Armonizzazione e formazione per competenze: la via svizzera della riforma

Intervista a Louise Lafortune

Louise Lafortune è professore associato di scienze dell’educazione presso l’Université du Québec à Trois-Rivières. Dal 2002 al 2008 ha seguito in Québec una riforma dei piani di studio per certi versi simile a quella attualmente in atto in Svizzera. È consulente del DECS per l’implementazione del nuovo Piano di studio per la scuola dell’obbligo e ha tenuto due giornate di formazione interna al Dipartimento formazione e apprendimento in ottobre.

Quali sono le caratteristiche distintive del concordato HarmoS rispetto a riforme analoghe, come, ad esempio, quella messa in atto in Québec?

Ciò che mi ha da sempre colpito del modello educativo elvetico è la coesistenza di ben ventisei sistemi scolastici all’interno di un medesimo Stato. Personalmente apprezzo molto il fatto che, già nella sua denominazione, la riforma si propone un’armonizzazione piuttosto che un’omologazione delle differenze. Avvenendo più tardivamente, essa può, inoltre, avvalersi dell’evoluzione teorica del concetto di apprendimento per competenze, che è già stata messa alla prova in altri sistemi educativi.
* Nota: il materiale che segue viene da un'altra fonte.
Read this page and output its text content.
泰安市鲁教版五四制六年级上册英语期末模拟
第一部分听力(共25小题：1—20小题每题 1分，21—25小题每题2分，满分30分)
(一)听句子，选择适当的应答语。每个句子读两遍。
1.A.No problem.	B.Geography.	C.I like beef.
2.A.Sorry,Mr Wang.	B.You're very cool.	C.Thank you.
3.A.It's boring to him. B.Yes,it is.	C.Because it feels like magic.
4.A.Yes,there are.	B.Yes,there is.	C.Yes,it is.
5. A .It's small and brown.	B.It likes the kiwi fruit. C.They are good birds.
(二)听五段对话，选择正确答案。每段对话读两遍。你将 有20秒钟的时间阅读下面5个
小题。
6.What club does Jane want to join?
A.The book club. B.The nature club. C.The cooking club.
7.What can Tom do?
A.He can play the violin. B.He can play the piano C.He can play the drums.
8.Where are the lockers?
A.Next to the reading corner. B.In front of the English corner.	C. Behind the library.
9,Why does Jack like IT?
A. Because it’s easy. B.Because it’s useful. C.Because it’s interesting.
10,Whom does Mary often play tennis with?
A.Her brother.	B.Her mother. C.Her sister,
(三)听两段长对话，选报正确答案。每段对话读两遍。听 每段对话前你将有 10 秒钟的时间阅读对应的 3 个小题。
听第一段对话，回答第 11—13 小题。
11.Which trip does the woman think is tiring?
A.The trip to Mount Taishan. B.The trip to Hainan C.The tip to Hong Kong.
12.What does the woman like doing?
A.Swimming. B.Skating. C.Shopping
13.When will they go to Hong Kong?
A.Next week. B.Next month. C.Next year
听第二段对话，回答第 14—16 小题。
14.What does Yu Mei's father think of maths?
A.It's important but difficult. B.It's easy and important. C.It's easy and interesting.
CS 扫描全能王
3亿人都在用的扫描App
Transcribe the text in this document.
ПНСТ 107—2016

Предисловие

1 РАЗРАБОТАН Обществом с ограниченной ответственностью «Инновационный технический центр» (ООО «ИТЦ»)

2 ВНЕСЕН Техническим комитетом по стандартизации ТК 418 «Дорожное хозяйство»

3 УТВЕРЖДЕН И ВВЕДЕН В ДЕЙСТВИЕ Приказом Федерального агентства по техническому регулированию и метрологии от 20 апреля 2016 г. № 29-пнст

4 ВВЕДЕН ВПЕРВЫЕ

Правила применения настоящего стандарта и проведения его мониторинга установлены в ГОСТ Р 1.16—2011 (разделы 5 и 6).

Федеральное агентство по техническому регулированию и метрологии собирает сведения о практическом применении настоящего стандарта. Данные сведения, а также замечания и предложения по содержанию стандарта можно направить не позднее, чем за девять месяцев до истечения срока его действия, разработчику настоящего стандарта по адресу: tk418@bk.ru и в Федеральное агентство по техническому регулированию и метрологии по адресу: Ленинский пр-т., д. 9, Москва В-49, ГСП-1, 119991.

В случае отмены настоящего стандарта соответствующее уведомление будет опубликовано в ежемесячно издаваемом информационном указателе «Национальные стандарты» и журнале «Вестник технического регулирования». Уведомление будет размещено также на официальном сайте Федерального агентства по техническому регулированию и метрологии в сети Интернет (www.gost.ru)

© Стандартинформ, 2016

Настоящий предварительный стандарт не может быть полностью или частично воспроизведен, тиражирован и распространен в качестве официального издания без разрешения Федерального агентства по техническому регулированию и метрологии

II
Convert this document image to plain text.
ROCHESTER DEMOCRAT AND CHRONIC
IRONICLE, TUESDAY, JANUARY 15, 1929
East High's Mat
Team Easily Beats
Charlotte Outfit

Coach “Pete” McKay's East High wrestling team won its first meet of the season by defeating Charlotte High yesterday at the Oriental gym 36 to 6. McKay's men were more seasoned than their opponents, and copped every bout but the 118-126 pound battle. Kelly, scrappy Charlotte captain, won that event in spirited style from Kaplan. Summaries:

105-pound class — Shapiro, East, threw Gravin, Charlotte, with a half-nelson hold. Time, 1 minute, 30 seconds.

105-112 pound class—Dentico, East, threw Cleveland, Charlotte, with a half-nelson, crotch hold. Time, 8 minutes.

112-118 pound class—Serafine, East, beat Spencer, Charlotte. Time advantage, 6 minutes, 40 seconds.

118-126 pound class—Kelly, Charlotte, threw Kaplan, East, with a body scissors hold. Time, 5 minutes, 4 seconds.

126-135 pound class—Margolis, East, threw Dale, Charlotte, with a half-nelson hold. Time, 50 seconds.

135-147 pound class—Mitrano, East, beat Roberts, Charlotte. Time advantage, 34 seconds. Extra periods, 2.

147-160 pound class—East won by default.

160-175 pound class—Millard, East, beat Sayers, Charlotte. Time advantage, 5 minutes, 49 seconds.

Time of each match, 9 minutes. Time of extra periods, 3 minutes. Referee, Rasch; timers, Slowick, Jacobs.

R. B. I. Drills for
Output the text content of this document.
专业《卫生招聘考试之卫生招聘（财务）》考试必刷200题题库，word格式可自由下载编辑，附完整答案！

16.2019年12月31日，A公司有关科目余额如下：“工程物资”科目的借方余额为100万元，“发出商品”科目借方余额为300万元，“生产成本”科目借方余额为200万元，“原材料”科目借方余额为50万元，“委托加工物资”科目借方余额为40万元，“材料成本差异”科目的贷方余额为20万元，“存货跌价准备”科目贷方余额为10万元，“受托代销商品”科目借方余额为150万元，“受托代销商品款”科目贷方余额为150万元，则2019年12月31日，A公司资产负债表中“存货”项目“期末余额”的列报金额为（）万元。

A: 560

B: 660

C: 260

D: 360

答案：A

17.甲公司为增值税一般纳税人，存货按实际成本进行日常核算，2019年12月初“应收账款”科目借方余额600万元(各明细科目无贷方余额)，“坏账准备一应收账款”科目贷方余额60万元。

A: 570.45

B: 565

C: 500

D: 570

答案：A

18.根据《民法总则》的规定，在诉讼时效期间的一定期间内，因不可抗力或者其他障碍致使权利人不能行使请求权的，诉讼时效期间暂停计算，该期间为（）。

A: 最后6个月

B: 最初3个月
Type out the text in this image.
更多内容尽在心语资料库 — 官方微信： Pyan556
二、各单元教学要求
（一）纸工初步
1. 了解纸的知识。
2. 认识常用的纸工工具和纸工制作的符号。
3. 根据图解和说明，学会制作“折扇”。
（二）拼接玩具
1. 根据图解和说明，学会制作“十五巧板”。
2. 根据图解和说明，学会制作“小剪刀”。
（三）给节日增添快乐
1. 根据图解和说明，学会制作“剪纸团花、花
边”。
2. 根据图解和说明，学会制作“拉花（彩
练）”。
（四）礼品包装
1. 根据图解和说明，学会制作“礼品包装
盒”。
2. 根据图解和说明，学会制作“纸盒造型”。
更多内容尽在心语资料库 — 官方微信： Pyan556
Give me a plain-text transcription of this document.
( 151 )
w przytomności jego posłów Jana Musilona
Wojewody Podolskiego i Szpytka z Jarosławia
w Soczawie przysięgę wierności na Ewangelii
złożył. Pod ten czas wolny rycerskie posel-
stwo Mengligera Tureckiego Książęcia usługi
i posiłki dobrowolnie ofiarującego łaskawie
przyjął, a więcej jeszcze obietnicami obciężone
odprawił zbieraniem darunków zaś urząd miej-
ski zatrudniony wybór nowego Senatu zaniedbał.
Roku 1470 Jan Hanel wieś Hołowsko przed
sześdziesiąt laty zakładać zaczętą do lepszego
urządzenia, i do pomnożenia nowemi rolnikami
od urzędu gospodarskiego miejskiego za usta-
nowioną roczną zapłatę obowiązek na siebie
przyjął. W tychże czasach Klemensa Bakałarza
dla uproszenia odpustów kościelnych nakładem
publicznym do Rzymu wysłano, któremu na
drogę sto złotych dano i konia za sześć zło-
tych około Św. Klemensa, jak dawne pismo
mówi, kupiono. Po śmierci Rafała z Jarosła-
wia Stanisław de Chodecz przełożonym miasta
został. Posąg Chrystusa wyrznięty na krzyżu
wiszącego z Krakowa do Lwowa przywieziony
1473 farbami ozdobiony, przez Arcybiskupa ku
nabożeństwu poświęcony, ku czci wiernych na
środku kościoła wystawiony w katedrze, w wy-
In grandi linee, come è evoluto questo paradigma?

Una delle principali sfide cui siamo stati confrontati in Québec è stata far capire che favorire lo sviluppo di competenze, cioè la capacità di una persona di apprendere in contesti diversi, non si contrappone alla trasmissione della conoscenza. Questo pregiudizio è originato dall’accezione che si è diffusa negli anni ’80, soprattutto nell’ambito della formazione aziendale, secondo cui l’apprendimento per competenze è da intendersi come un processo prettamente cumulativo volto ad accrescere le potenzialità strumentali di un individuo.

In quale modo questa esperienza può essere integrata nel concordato HarmoS? 

Analizzando le linee attuative della riforma svizzera non si può non constatare che il concetto di competenza ha assunto una molteplicità di sfaccettature. Questo ha permesso di superare la sua sola dimensione cognitiva, integrandovi, ad esempio, anche le dimensioni sociali e affettive. Noto, inoltre, che già nella formazione dei docenti emerge la consapevolezza che la trasmissione del sapere disciplinare è un processo complesso con importanti implicazioni relazionali e comunicative.

Quali sono i rischi in cui è possibile incorrere attuando questo tipo di riforme?

A mio avviso il rischio più grande è quello di “annacquarle”, di scendere a eccessivi compromessi al fine di depotenziare le critiche. Così facendo però si rischia di perdere in coerenza ed efficacia. In Québec purtroppo è parzialmente accaduto.